Christmas provides another ironic contrast to the holiness issue—It's the high Christian “holy day, and yet spirituality has very little to do with it for most people. This informs the next stanza, which is an enormously ugly image in what most consider a "beautiful" lyric:

Papa died Sunday and I understood All dead white boys say, "God is good" White tongues hang out, "God is good"

There is a parallel here—the "dead white boy" is Papa, but is also the spiritually dead people in the town—Sodom, which is everytown. The "white tongues hang out" is an ugly metaphor that recalls the stark reality of death and further emphasizes the spiritual deadness of those townpeople, who may voice such religious rhetoric in the course of celebrating the holiday, but they are in reality spiritually “dead white boys” with dead “white tongues” that “hang out.”

The second stanza sounds very personal, and I think it’s about the circular quality of life and death—a new life replacing the old, lost one. More significantly, Beam is aligning birth and death as relative emotive experiences that suggest this ineffable human quality.

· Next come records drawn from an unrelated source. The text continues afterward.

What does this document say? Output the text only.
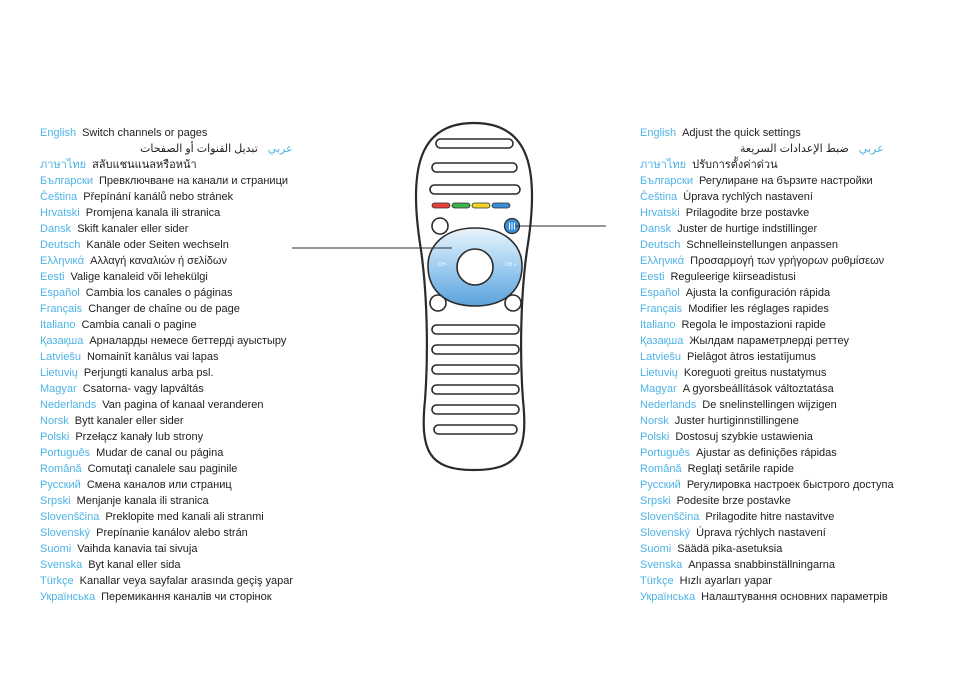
English Switch channels or pages
تبديل القنوات أو الصفحات عربي
ภาษาไทย สลับแชนแนลหรือหน้า
Български Превключване на канали и страници
Čeština Přepínání kanálů nebo stránek
Hrvatski Promjena kanala ili stranica
Dansk Skift kanaler eller sider
Deutsch Kanäle oder Seiten wechseln
Ελληνικά Αλλαγή καναλιών ή σελίδων
Eesti Valige kanaleid või lehekülgi
Español Cambia los canales o páginas
Français Changer de chaîne ou de page
Italiano Cambia canali o pagine
Қазақша Арналарды немесе беттерді ауыстыру
Latviešu Nomainīt kanālus vai lapas
Lietuvių Perjungti kanalus arba psl.
Magyar Csatorna- vagy lapváltás
Nederlands Van pagina of kanaal veranderen
Norsk Bytt kanaler eller sider
Polski Przełącz kanały lub strony
Português Mudar de canal ou página
Română Comutaţi canalele sau paginile
Русский Смена каналов или страниц
Srpski Menjanje kanala ili stranica
Slovenščina Preklopite med kanali ali stranmi
Slovenský Prepínanie kanálov alebo strán
Suomi Vaihda kanavia tai sivuja
Svenska Byt kanal eller sida
Türkçe Kanallar veya sayfalar arasında geçiş yapar
Українська Перемикання каналів чи сторінок
English Adjust the quick settings
ضبط الإعدادات السريعة عربي
ภาษาไทย ปรับการตั้งค่าด่วน
Български Регулиране на бързите настройки
Čeština Úprava rychlých nastavení
Hrvatski Prilagodite brze postavke
Dansk Juster de hurtige indstillinger
Deutsch Schnelleinstellungen anpassen
Ελληνικά Προσαρμογή των γρήγορων ρυθμίσεων
Eesti Reguleerige kiirseadistusi
Español Ajusta la configuración rápida
Français Modifier les réglages rapides
Italiano Regola le impostazioni rapide
Қазақша Жылдам параметрлерді реттеу
Latviešu Pielāgot ātros iestatījumus
Lietuvių Koreguoti greitus nustatymus
Magyar A gyorsbeállítások változtatása
Nederlands De snelinstellingen wijzigen
Norsk Juster hurtiginnstillingene
Polski Dostosuj szybkie ustawienia
Português Ajustar as definições rápidas
Română Reglaţi setările rapide
Русский Регулировка настроек быстрого доступа
Srpski Podesite brze postavke
Slovenščina Prilagodite hitre nastavitve
Slovenský Úprava rýchlych nastavení
Suomi Säädä pika-asetuksia
Svenska Anpassa snabbinställningarna
Türkçe Hızlı ayarları yapar
Українська Налаштування основних параметрів
CH -	CH +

Interesting parallel between a head falling in death and the way a newborn cannot hold its head up…

The next section, where the town…

Slept on an acre of bones Slept through Christmas Slept like a bucket of snow

Of course every place exists “on an acre of bones” in the sense the living creatures have died and fallen to the earth or been buried for millions of years; however, this is another contrasting metaphor—this time it focuses on the new life contrasted against eons of death and also recalls the mood/sentiment on the relative insignificance we lend to birth in the same sense as the passing of a life. As such, the song is an ironic celebration of perhaps the two most significant and defining events of human existence. Perhaps the biggest contrast of all is between the spiritual hope that is intrinsic to both the experience of the passing of a life and the beginning of a new one rarified against the vast history of death and the rational conviction of mortality as our final destination.